А Дженна все смотрела своими светлыми глазами — не сердито, не зло, просто — выжидающе. Ей, кажется, даже в голову не приходило, что Листян сейчас может топнуть ногой и отказаться. Но она прекрасно знала, чем это кончится, слышала, как Дженна ставила на место Ольга, пленника из народа моров. Когда тот отказался принести воды и стирать свою же одежду, ханша равнодушно пожала плечами и сказала что-то вроде “Кто не работает, тот не ест”. И велела мора не кормить. Совсем. На третий день Ольг отлично слушался.

Сестра хана выдохнула сквозь зубы и поплелась к очагу. Спорить с Дженной — дело бессмысленное. Жена ее брата настолько упряма и самоуверена, что некогда с юношами наравне прошла испытание Тойрогом. Первая женщина, которая посмела нарушить все традиции и взять в руки оружие. И не потому, что она чужачка — после Дженны испытание проходили и другие девушки. Просто Дженна вот такая, плевать ей на все, кроме своих желаний… и желаний ее мужа. Как бы Листян не относилась к своей чужеземной родственнице, а не могла не видеть, что за мужа Дженна готова жизнь отдать. Любит его бесконечно, и любовь их взаимна.

Готовить Листян, конечно, умела, и очень неплохо. Странно было бы, если бы ее не научили. Даже дочь хана должна уметь о себе и о своей семье позаботиться. Но вообще-то заниматься подобной ерундой ей не приходилось давно: года два как. С тех пор, как она отцовский стан покинула, всегда находился кто-то, кто заботился о семье Великого Хана. И Дженна сейчас прекрасно могла бы приказать, чтобы женщины приносили им еду — не переломятся, чай. Но она показала свою власть, ткнув Листян носом, словно щенка в лужу — дескать, самое низкое твое положение в семье, работай, если хочешь есть.

Мысли подобные никакой радости молодой степнячке не доставляли. Вот выйдет она замуж, вот станет сама хозяйкой в шатре — уж она позаботится, чтобы при ней были всякие “тетушки”. Будет сама командовать. И никакие Дженны больше не посмеют ей приказывать.

— Помочь тебе, дочка? — раздался спокойный голос рядом. — Воды, может, принести?

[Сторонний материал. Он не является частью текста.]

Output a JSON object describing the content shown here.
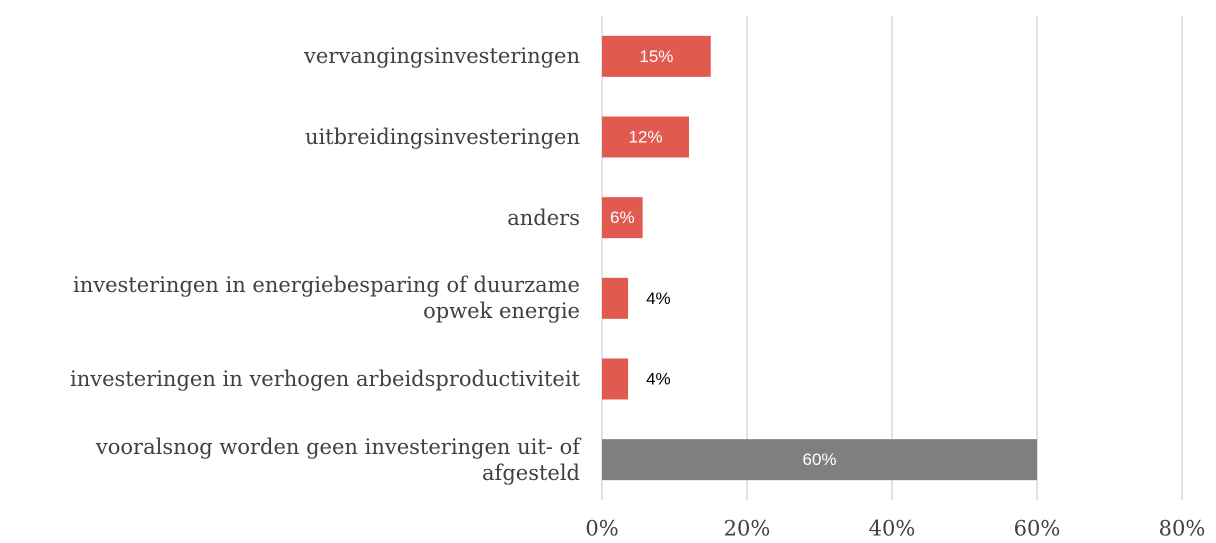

Лис вскинула голову и досадливо вздохнула. Помощь ей предлагал сам Нурхан-гуай, и что делать, она не знала. Согласиться? Так он — премудрый, советник Хана, старший здесь, в стане. К тому же — отец Нарана. Вон, дочкой ее назвал. Примешь его помощь — как потом от Нарана отбиваться? А откажешь — обидится, наверное. От чистого сердца предлагает, ничего ему взамен не нужно, потому как услужить в ответ Листян никак не сможет.

— Только не убегай, — смеется Нурхан-гуай. — Вижу по глазам, что напугал? Поговорить хотел. О сыне.

Вот теперь ей действительно захотелось убежать. Сердце затрепыхалось, как птичка. Одно дело — над Нараном насмехаться, то улыбаясь ему, то не замечая, то вовсе — прогоняя прочь. А разговор с воином, да еще таким, как Нурхан-гуай! Он ведь… почтенный человек!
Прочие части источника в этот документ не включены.